Die Ehe ist für Tania Blixen eine ehrwürdige Institution, bei der der Name deshalb am längsten lebt, weil der Begriff der Ehe für die meisten Menschen mehr Bedeutung erlangt hat als die Idee, die dahinter steckt. Sie schreibt: „Dass der Inhalt ausgezehrt ist, die Schale sich aber aufrechterhalten kann, das ist bisweilen ein Zustand, der alle Teile zufrieden stellt, und ein Vorschlag, sich des Namens zu entledigen, würde vielleicht aufrührerisch wirken zu einem Zeitpunkt, an dem der Gedanke und das Ding schon verwittert sind wie Staub im Grabe.“ Klopft dagegen eine neue Idee an die Pforten der Gesellschaft, selbst wenn sie bescheiden und mit besten Erklärungen auftritt, bricht drinnen oft ein beispielloser Aufstand aus.

Den meisten Menschen ist das Wissen über die Ehe verloren gegangen

Wenn heute der Vorschlag gemacht werden würde, der klipp und klar dazu führen würde, die Ehe abzuschaffen, würde dies ebenfalls auf ziemlichen Widerstand stoßen. Tania Blixen schreibt: „Vielleicht wird er von einzelnen Gruppen als revolutionär betrachtet.“ Ihrer Meinung nach leben noch zu viele alte Partisanen der Ehe, die vor vielen Jahren im Kampf gegen die freie Liebe ihre Fahnen schwenkten und siegten. Tania Blixen rät den Partisanen, sich genau umzuschauen, da es die freie Liebe ist, die inzwischen mitten in der Gesellschaft angekommen ist.

Laut Tania Blixen würde man auf die Frage, was ein Verhältnis zwischen einem Mann und einer Frau von einem unmoralischen zu einem moralischen Verhältnis macht, in 99 Prozent der Fälle die Antwort bekommen: „Die Liebe.“ Das beweist ihrer Meinung nach, dass moderne gebildete Menschen einen ziemlich festen und sicheren Begriff dessen haben, was Moral und was Liebe ist.
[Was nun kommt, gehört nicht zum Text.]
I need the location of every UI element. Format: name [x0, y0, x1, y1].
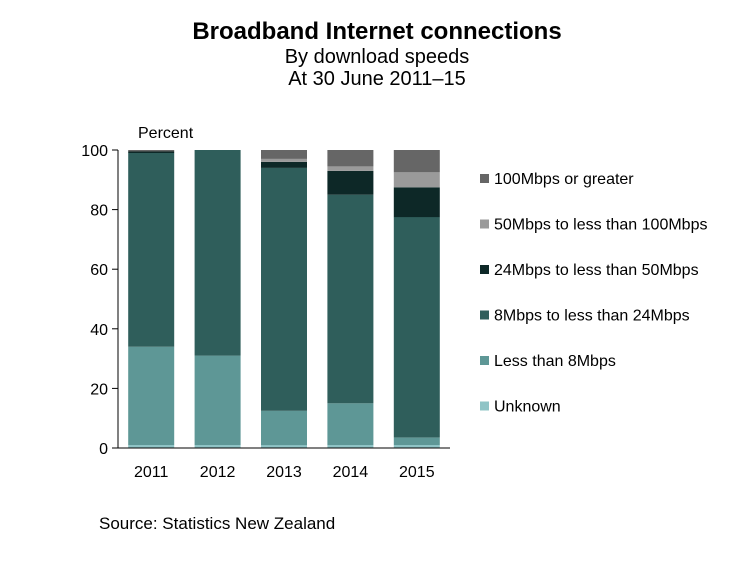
bar-segment — [327, 166, 374, 171]
x-tick-label: 2014 — [333, 464, 369, 481]
title-block: Broadband Internet connections By downlo… — [0, 18, 754, 90]
x-tick-label: 2013 — [266, 464, 302, 481]
bar-segment — [261, 410, 307, 446]
bar-segment — [393, 172, 440, 188]
legend: 100Mbps or greater 50Mbps to less than 10… — [480, 171, 707, 416]
legend-label: 24Mbps to less than 50Mbps — [494, 262, 699, 279]
bar-segment — [128, 346, 175, 445]
chart-subtitle-date: At 30 June 2011–15 — [288, 68, 466, 90]
legend-swatch — [480, 401, 489, 411]
bar-segment — [261, 161, 307, 168]
legend-swatch — [480, 219, 489, 229]
legend-label: 100Mbps or greater — [494, 171, 634, 188]
y-tick-label: 40 — [90, 322, 108, 339]
bar-segment — [327, 150, 374, 167]
bar-segment — [327, 403, 374, 445]
bar-segment — [128, 445, 175, 448]
bar-segment — [261, 150, 307, 159]
bar-segment — [128, 153, 175, 347]
legend-swatch — [480, 356, 489, 365]
x-tick-label: 2011 — [134, 464, 169, 481]
bar-segment — [327, 194, 374, 404]
legend-label: Less than 8Mbps — [494, 353, 616, 370]
y-tick-label: 0 — [99, 441, 108, 458]
bar-segment — [261, 445, 307, 448]
y-tick-label: 80 — [90, 203, 108, 220]
y-axis-label: Percent — [138, 125, 194, 142]
bar-segment — [128, 150, 175, 152]
bar-segment — [261, 158, 307, 162]
y-tick-label: 60 — [90, 262, 108, 279]
legend-label: Unknown — [494, 399, 561, 416]
bar-segment — [327, 170, 374, 195]
bars-group — [128, 150, 440, 448]
legend-swatch — [480, 310, 489, 320]
bar-segment — [393, 445, 440, 448]
chart-title: Broadband Internet connections — [192, 18, 562, 45]
source-note: Source: Statistics New Zealand — [99, 514, 336, 533]
legend-swatch — [480, 265, 489, 274]
bar-segment — [128, 151, 175, 153]
chart-subtitle: By download speeds — [284, 46, 470, 68]
axes-group: 2011 2012 2013 2014 2015 0 20 40 60 80 100 Percent — [81, 125, 450, 481]
bar-segment — [194, 355, 241, 445]
x-tick-label: 2012 — [200, 464, 236, 481]
legend-swatch — [480, 174, 489, 183]
y-tick-label: 20 — [90, 381, 108, 398]
bar-segment — [393, 187, 440, 218]
legend-label: 50Mbps to less than 100Mbps — [494, 217, 707, 234]
bar-segment — [393, 437, 440, 445]
bar-segment — [194, 445, 241, 448]
y-tick-label: 100 — [81, 143, 108, 160]
bar-segment — [327, 445, 374, 448]
bar-segment — [393, 217, 440, 438]
x-tick-label: 2015 — [399, 464, 435, 481]
bar-segment — [261, 167, 307, 411]
bar-segment — [194, 150, 241, 356]
bar-segment — [393, 150, 440, 173]
legend-label: 8Mbps to less than 24Mbps — [494, 308, 690, 325]
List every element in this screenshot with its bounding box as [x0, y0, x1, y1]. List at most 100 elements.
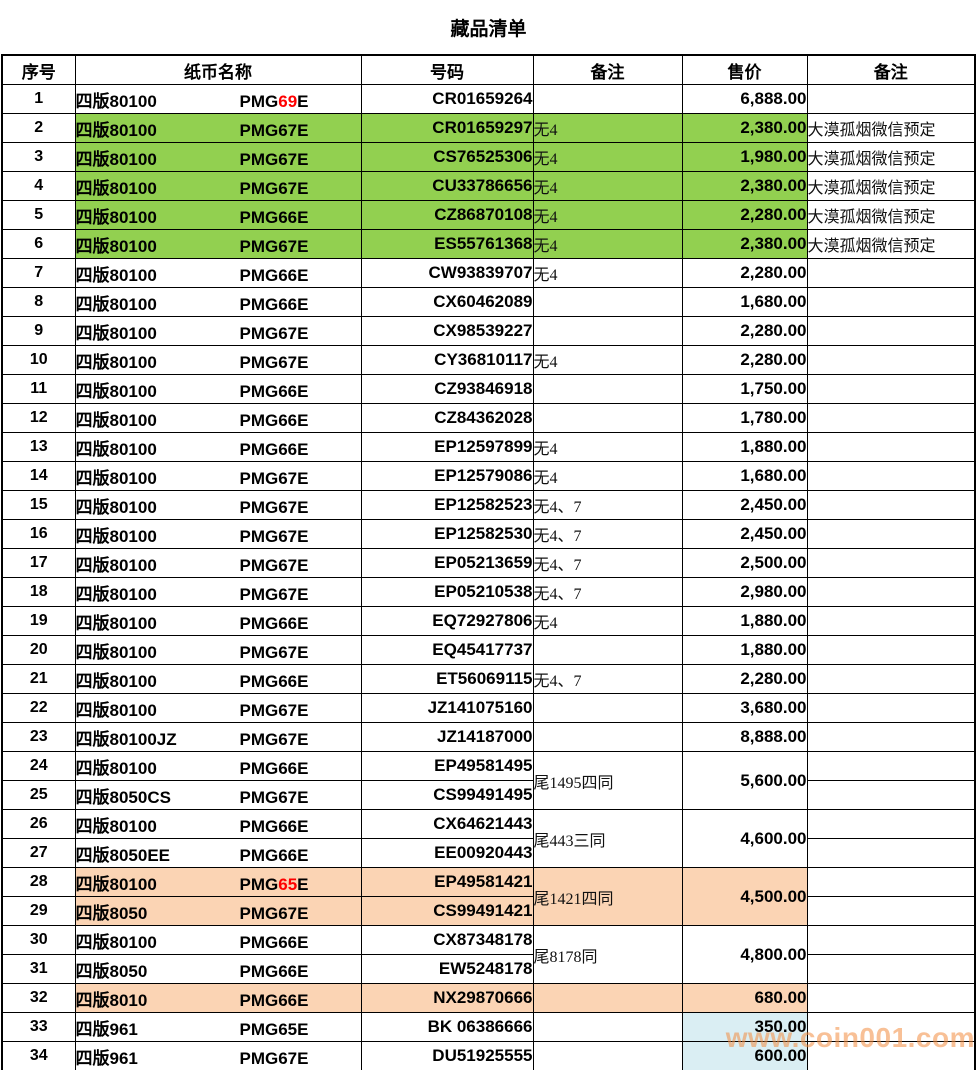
cell-banknote-name: 四版80100 PMG66E [74, 374, 362, 404]
cell-serial-number: ET56069115 [360, 664, 534, 694]
cell-price: 350.00 [681, 1012, 808, 1042]
cell-price: 680.00 [681, 983, 808, 1013]
cell-banknote-name: 四版80100 PMG66E [74, 751, 362, 781]
pmg-grade: PMG67E [239, 584, 309, 604]
pmg-grade: PMG67E [239, 468, 309, 488]
cell-row-number: 33 [1, 1012, 76, 1042]
table-row-14: 14 四版80100 PMG67E EP12579086 无4 1,680.00 [1, 461, 976, 491]
banknote-name: 四版8050 [75, 961, 148, 981]
table-row-22: 22 四版80100 PMG67E JZ141075160 3,680.00 [1, 693, 976, 723]
pmg-grade: PMG67E [239, 555, 309, 575]
banknote-name: 四版80100 [75, 236, 157, 256]
cell-banknote-name: 四版8050 PMG66E [74, 954, 362, 984]
cell-banknote-name: 四版8050CS PMG67E [74, 780, 362, 810]
cell-remark [532, 84, 683, 114]
banknote-name: 四版8010 [75, 990, 148, 1010]
cell-serial-number: EP05213659 [360, 548, 534, 578]
banknote-name: 四版80100 [75, 526, 157, 546]
banknote-name: 四版80100 [75, 642, 157, 662]
cell-price-merged: 4,800.00 [681, 925, 808, 984]
cell-remark [532, 403, 683, 433]
pmg-grade: PMG67E [239, 642, 309, 662]
banknote-name: 四版80100JZ [75, 729, 177, 749]
cell-row-number: 5 [1, 200, 76, 230]
pmg-grade: PMG65E [239, 874, 309, 894]
pmg-grade: PMG67E [239, 178, 309, 198]
cell-price: 2,500.00 [681, 548, 808, 578]
col-header-remark: 备注 [532, 54, 683, 85]
table-row-12: 12 四版80100 PMG66E CZ84362028 1,780.00 [1, 403, 976, 433]
cell-banknote-name: 四版8010 PMG66E [74, 983, 362, 1013]
cell-row-number: 25 [1, 780, 76, 810]
cell-note [806, 606, 976, 636]
cell-row-number: 4 [1, 171, 76, 201]
cell-remark-merged: 尾1421四同 [532, 867, 683, 926]
pmg-grade: PMG66E [239, 758, 309, 778]
banknote-name: 四版80100 [75, 932, 157, 952]
cell-row-number: 11 [1, 374, 76, 404]
cell-price: 1,980.00 [681, 142, 808, 172]
cell-serial-number: DU51925555 [360, 1041, 534, 1070]
cell-price: 8,888.00 [681, 722, 808, 752]
table-row-16: 16 四版80100 PMG67E EP12582530 无4、7 2,450.00 [1, 519, 976, 549]
table-row-29: 29 四版8050 PMG67E CS99491421 [1, 896, 976, 926]
cell-note [806, 780, 976, 810]
cell-price: 1,680.00 [681, 287, 808, 317]
pmg-grade: PMG66E [239, 990, 309, 1010]
cell-row-number: 34 [1, 1041, 76, 1070]
cell-serial-number: JZ14187000 [360, 722, 534, 752]
banknote-name: 四版80100 [75, 816, 157, 836]
cell-note [806, 635, 976, 665]
pmg-grade: PMG66E [239, 816, 309, 836]
cell-note [806, 925, 976, 955]
pmg-grade: PMG66E [239, 410, 309, 430]
cell-banknote-name: 四版80100 PMG66E [74, 200, 362, 230]
cell-remark: 无4 [532, 606, 683, 636]
cell-price: 2,450.00 [681, 490, 808, 520]
pmg-grade: PMG67E [239, 497, 309, 517]
cell-remark: 无4、7 [532, 548, 683, 578]
cell-note [806, 809, 976, 839]
cell-remark [532, 374, 683, 404]
table-row-7: 7 四版80100 PMG66E CW93839707 无4 2,280.00 [1, 258, 976, 288]
cell-note [806, 287, 976, 317]
cell-price: 1,880.00 [681, 606, 808, 636]
cell-note [806, 954, 976, 984]
grade-red-digits: 69 [278, 91, 298, 111]
pmg-grade: PMG67E [239, 352, 309, 372]
table-row-13: 13 四版80100 PMG66E EP12597899 无4 1,880.00 [1, 432, 976, 462]
cell-row-number: 24 [1, 751, 76, 781]
cell-row-number: 21 [1, 664, 76, 694]
table-row-9: 9 四版80100 PMG67E CX98539227 2,280.00 [1, 316, 976, 346]
table-row-20: 20 四版80100 PMG67E EQ45417737 1,880.00 [1, 635, 976, 665]
cell-serial-number: EP12582523 [360, 490, 534, 520]
cell-row-number: 20 [1, 635, 76, 665]
cell-banknote-name: 四版961 PMG67E [74, 1041, 362, 1070]
cell-remark: 无4、7 [532, 577, 683, 607]
cell-banknote-name: 四版80100 PMG67E [74, 171, 362, 201]
table-row-25: 25 四版8050CS PMG67E CS99491495 [1, 780, 976, 810]
table-row-2: 2 四版80100 PMG67E CR01659297 无4 2,380.00 大漠孤烟微信… [1, 113, 976, 143]
cell-serial-number: CX64621443 [360, 809, 534, 839]
cell-row-number: 27 [1, 838, 76, 868]
cell-row-number: 32 [1, 983, 76, 1013]
cell-remark: 无4 [532, 200, 683, 230]
cell-price: 2,450.00 [681, 519, 808, 549]
cell-banknote-name: 四版80100 PMG67E [74, 345, 362, 375]
cell-serial-number: CZ86870108 [360, 200, 534, 230]
cell-price: 1,680.00 [681, 461, 808, 491]
cell-price-merged: 5,600.00 [681, 751, 808, 810]
table-row-5: 5 四版80100 PMG66E CZ86870108 无4 2,280.00 大漠孤烟微信… [1, 200, 976, 230]
cell-banknote-name: 四版80100 PMG67E [74, 461, 362, 491]
cell-banknote-name: 四版80100 PMG67E [74, 490, 362, 520]
table-row-3: 3 四版80100 PMG67E CS76525306 无4 1,980.00 大漠孤烟微信… [1, 142, 976, 172]
cell-note [806, 403, 976, 433]
pmg-grade: PMG66E [239, 845, 309, 865]
cell-remark: 无4 [532, 171, 683, 201]
cell-serial-number: CS76525306 [360, 142, 534, 172]
table-row-26: 26 四版80100 PMG66E CX64621443 尾443三同 4,600.00 [1, 809, 976, 868]
cell-remark: 无4、7 [532, 490, 683, 520]
cell-serial-number: EP49581495 [360, 751, 534, 781]
cell-serial-number: EP12579086 [360, 461, 534, 491]
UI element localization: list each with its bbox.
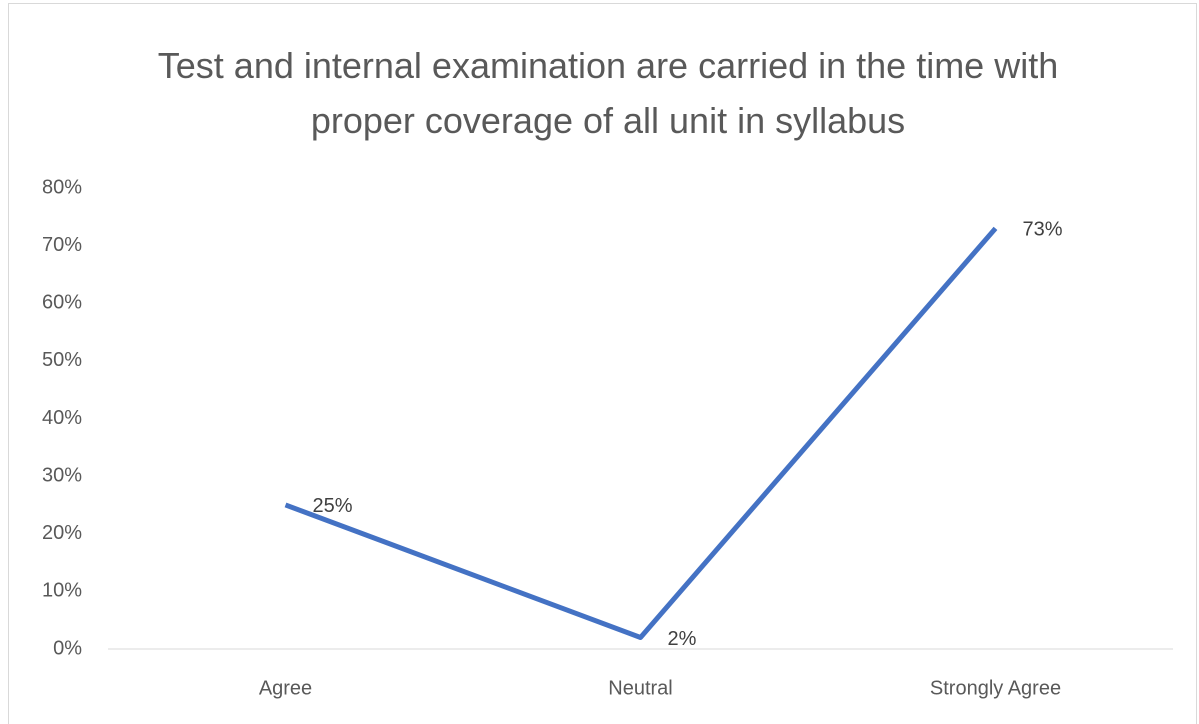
data-label: 73% xyxy=(1023,219,1063,241)
y-tick-label: 80% xyxy=(42,176,82,198)
x-tick-label: Neutral xyxy=(608,677,672,699)
y-tick-label: 70% xyxy=(42,234,82,256)
y-tick-label: 30% xyxy=(42,464,82,486)
x-tick-label: Agree xyxy=(259,677,312,699)
chart-border xyxy=(8,3,1197,724)
y-tick-label: 0% xyxy=(53,637,82,659)
data-label: 2% xyxy=(668,628,697,650)
y-tick-label: 50% xyxy=(42,349,82,371)
data-label: 25% xyxy=(313,495,353,517)
y-tick-label: 60% xyxy=(42,292,82,314)
chart-title: Test and internal examination are carrie… xyxy=(157,45,1059,141)
data-line xyxy=(284,226,998,640)
x-tick-label: Strongly Agree xyxy=(930,677,1061,699)
y-tick-label: 10% xyxy=(42,580,82,602)
y-tick-label: 20% xyxy=(42,522,82,544)
y-tick-label: 40% xyxy=(42,407,82,429)
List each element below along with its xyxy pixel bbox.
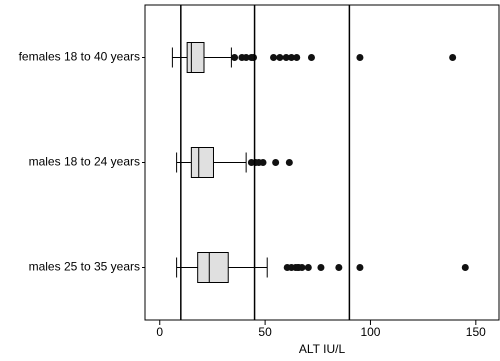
outlier [287, 54, 295, 61]
x-tick-label: 50 [258, 325, 272, 339]
outlier [304, 264, 312, 271]
outlier [282, 54, 290, 61]
outlier [293, 54, 301, 61]
outlier [449, 54, 457, 61]
outlier [356, 264, 364, 271]
x-tick-label: 150 [466, 325, 486, 339]
outlier [335, 264, 343, 271]
outlier [270, 54, 278, 61]
outlier [307, 54, 315, 61]
outlier [356, 54, 364, 61]
x-tick-label: 100 [360, 325, 380, 339]
outlier [317, 264, 325, 271]
box [197, 252, 229, 283]
y-tick-label: females 18 to 40 years [19, 50, 140, 64]
outlier [259, 159, 267, 166]
y-tick-label: males 25 to 35 years [29, 260, 140, 274]
outlier [461, 264, 469, 271]
box [186, 42, 205, 73]
x-axis-title: ALT IU/L [299, 342, 346, 356]
outlier [242, 54, 250, 61]
outlier [250, 54, 258, 61]
outlier [272, 159, 280, 166]
x-tick-label: 0 [156, 325, 163, 339]
outlier [298, 264, 306, 271]
y-tick-label: males 18 to 24 years [29, 155, 140, 169]
outlier [276, 54, 284, 61]
outlier [231, 54, 239, 61]
box [190, 147, 214, 178]
outlier [285, 159, 293, 166]
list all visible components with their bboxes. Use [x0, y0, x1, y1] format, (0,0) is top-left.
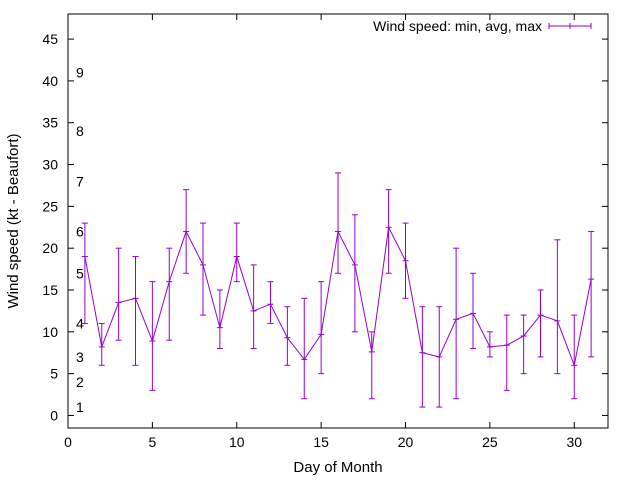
legend: Wind speed: min, avg, max — [373, 18, 592, 34]
beaufort-annotations: 1 2 3 4 5 6 7 8 9 — [76, 65, 84, 416]
plot-frame — [67, 13, 609, 429]
beaufort-label: 9 — [76, 65, 84, 81]
legend-sample — [548, 23, 592, 29]
legend-label: Wind speed: min, avg, max — [373, 18, 542, 34]
series-layer — [81, 172, 595, 408]
x-tick-label: 20 — [398, 434, 414, 450]
beaufort-label: 2 — [76, 374, 84, 390]
beaufort-label: 1 — [76, 399, 84, 415]
y-tick-label: 25 — [42, 198, 58, 214]
y-axis-label: Wind speed (kt - Beaufort) — [5, 133, 22, 308]
beaufort-label: 5 — [76, 265, 84, 281]
y-tick-label: 30 — [42, 157, 58, 173]
beaufort-label: 8 — [76, 123, 84, 139]
beaufort-label: 3 — [76, 349, 84, 365]
y-tick-label: 45 — [42, 31, 58, 47]
y-tick-label: 40 — [42, 73, 58, 89]
beaufort-label: 4 — [76, 315, 84, 331]
y-tick-label: 0 — [50, 407, 58, 423]
x-tick-label: 10 — [229, 434, 245, 450]
beaufort-label: 6 — [76, 223, 84, 239]
y-tick-label: 20 — [42, 240, 58, 256]
beaufort-label: 7 — [76, 173, 84, 189]
x-tick-label: 0 — [64, 434, 72, 450]
x-axis-label: Day of Month — [293, 459, 382, 476]
x-tick-label: 30 — [566, 434, 582, 450]
y-tick-label: 5 — [50, 366, 58, 382]
y-tick-label: 10 — [42, 324, 58, 340]
y-tick-label: 15 — [42, 282, 58, 298]
y-tick-label: 35 — [42, 115, 58, 131]
x-tick-label: 25 — [482, 434, 498, 450]
x-tick-label: 5 — [148, 434, 156, 450]
x-tick-label: 15 — [313, 434, 329, 450]
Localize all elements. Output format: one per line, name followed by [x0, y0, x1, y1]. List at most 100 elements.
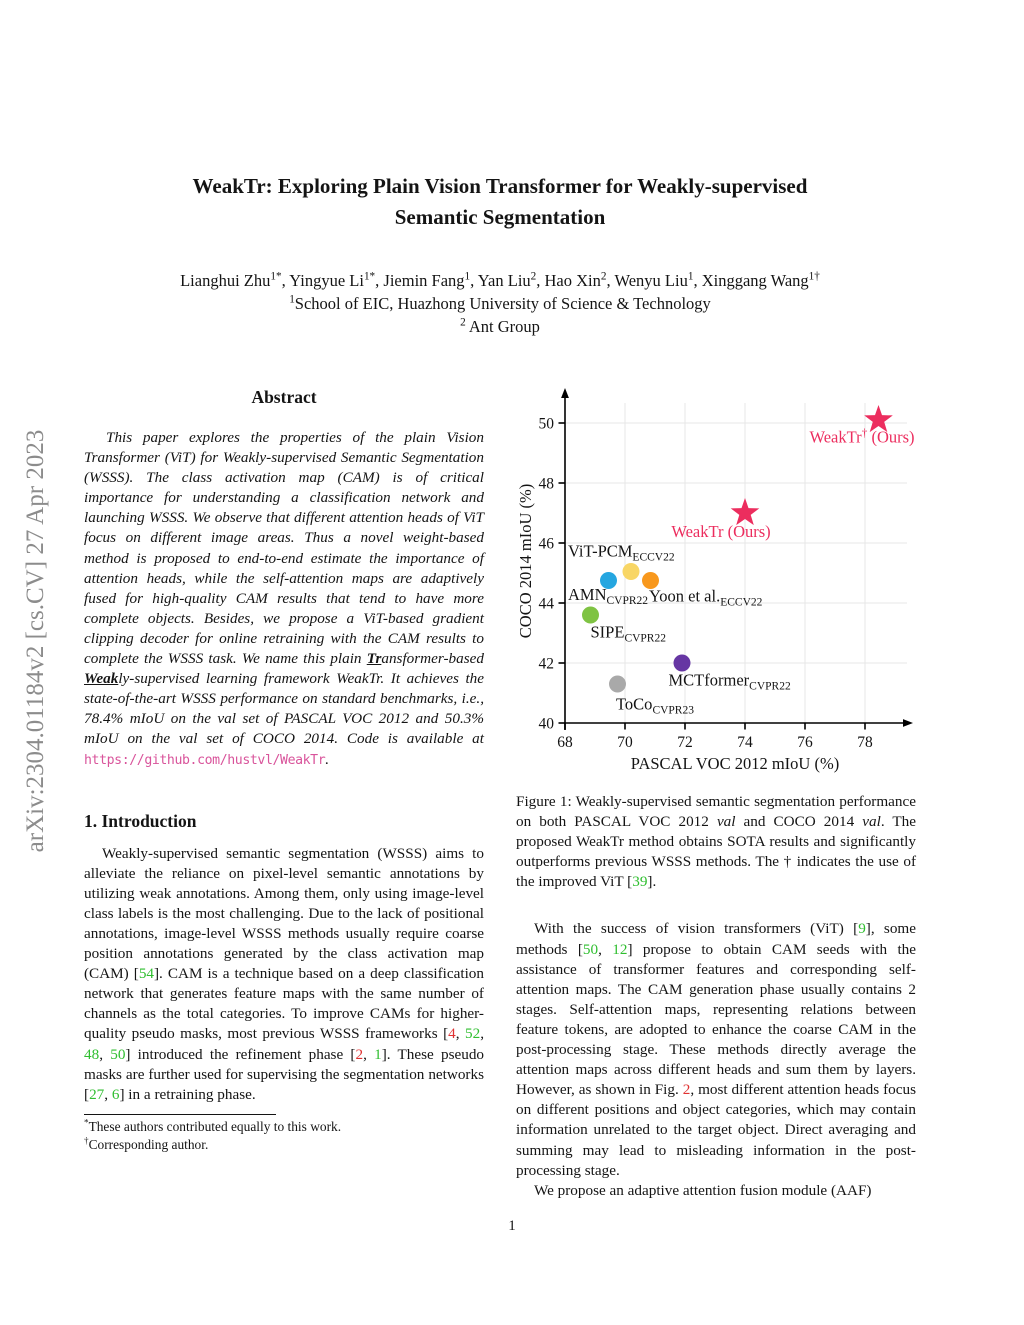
data-point-AMN	[600, 572, 617, 589]
body-paragraph-aaf: We propose an adaptive attention fusion …	[516, 1181, 916, 1201]
text-segment: , Jiemin Fang	[375, 271, 465, 290]
citation-link[interactable]: 1	[374, 1045, 382, 1063]
text-segment: ] introduced the refinement phase [	[125, 1045, 356, 1063]
citation-link[interactable]: 48	[84, 1045, 100, 1063]
text-segment: These authors contributed equally to thi…	[88, 1118, 342, 1134]
citation-link[interactable]: 39	[632, 873, 648, 891]
data-point-Yoon et al.	[642, 572, 659, 589]
authors-line: Lianghui Zhu1*, Yingyue Li1*, Jiemin Fan…	[64, 269, 936, 292]
text-segment: ,	[455, 1025, 466, 1043]
text-segment: We propose an adaptive attention fusion …	[534, 1181, 872, 1199]
text-segment: 1	[289, 293, 295, 306]
text-segment: Lianghui Zhu	[180, 271, 271, 290]
text-segment: This paper explores the properties of th…	[84, 429, 484, 668]
text-segment: ,	[598, 940, 613, 958]
y-axis-title: COCO 2014 mIoU (%)	[516, 484, 535, 638]
x-tick-label: 76	[797, 734, 813, 751]
y-tick-label: 40	[539, 716, 555, 733]
text-segment: ly-supervised learning framework WeakTr.…	[84, 670, 484, 748]
citation-link[interactable]: 9	[858, 920, 866, 938]
text-segment: , most different attention heads focus o…	[516, 1081, 916, 1179]
y-tick-label: 46	[539, 536, 555, 553]
data-point-star-WeakTr	[730, 498, 760, 526]
citation-link[interactable]: 4	[448, 1025, 456, 1043]
text-segment: Weakly-supervised semantic segmentation …	[84, 844, 484, 983]
x-tick-label: 72	[677, 734, 693, 751]
code-url-link[interactable]: https://github.com/hustvl/WeakTr	[84, 752, 326, 768]
text-segment: ansformer-based	[381, 650, 484, 668]
point-label-MCTformer: MCTformerCVPR22	[669, 671, 791, 693]
text-segment: val	[716, 813, 736, 831]
text-segment: ]. These pseudo masks are further used f…	[84, 1045, 485, 1103]
point-label-SIPE: SIPECVPR22	[591, 623, 667, 645]
point-label-ViT-PCM: ViT-PCMECCV22	[568, 542, 675, 564]
citation-link[interactable]: 2	[682, 1081, 691, 1099]
x-axis-arrow-icon	[903, 719, 913, 727]
text-segment: School of EIC, Huazhong University of Sc…	[294, 294, 711, 313]
text-segment: Ant Group	[465, 317, 540, 336]
figure1-caption: Figure 1: Weakly-supervised semantic seg…	[516, 792, 916, 892]
citation-link[interactable]: 54	[138, 965, 154, 983]
text-segment: ], some methods [	[516, 920, 916, 958]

Wenn man die gleichen Menschen fragen würde, was ein Verhältnis zwischen einem Mann und einer Frau von einem freien Verhältnis zu einer Ehe macht, würden die meisten keine Antwort geben können, da sie keine Vorstellung mehr davon haben, was eine Ehe ist.

Die Untreue ist die Todsünde der freien Liebe

Nach der Moral der freien Liebe ist für Tania Blixen die Untreue eine Todsünde, solange das Liebesverhältnis währt. Sie schreibt: „Wo die Liebe das höchste, ja, das einzige Gesetz ist, ist ein Abfall von ihr eine Aufhebung des ganzen Verhältnisses. Die Untreue ist im Liebesverhältnis, was im Verhältnis zu Gott die Sünde ist, die man: wider den Heiligen Geist nennt, und genauso, wie wenn es sich um diese handelt, gibt es keinen Gradunterschied, sondern im Größten wie im Kleinsten ist sie mit Verdammnis gebrandmarkt.“

Die Ehe dagegen hat nach Tania Blixen mit so vielen anderen Sünden rechnen müssen, und nicht nur in ihren eigenen vier Wänden, denn sie befindet sich in einem Verhältnis zur Umwelt, wobei die Sünden gegen die Umwelt direkt wieder auf die Ehe zurückwirken. Tania Blixen erklärt: „Ein Gatte, der seinen Ruf verspielte und seinen guten Namen ruinierte, sündigte gegen seine Ehe, und seine Gattin konnte Rechenschaft von ihm fordern, was für einen Liebenden oder Liebende gar nicht in Frage kam.“

Kurzbiographie: Tania Blixen

Als Karen Cristence Dinensen wurde die dänische Schriftstellerin Karen Blixen am 17. April in Rungsted bei Kopenhagen geboren. Nachdem sie in ihrer Kindheit privat unterrichtet worden war, studierte sie Kunst in Kopenhagen, Paris und Rom. 1907 veröffentlichte Tania Blixen unter dem Pseudonym Osceola Kurzgeschichten. 1914 heirate sie in Afrika den Dänen Baron Bror von Blixen-Finecke, mit dem sie zusammen eine Kaffeefarm betrieb.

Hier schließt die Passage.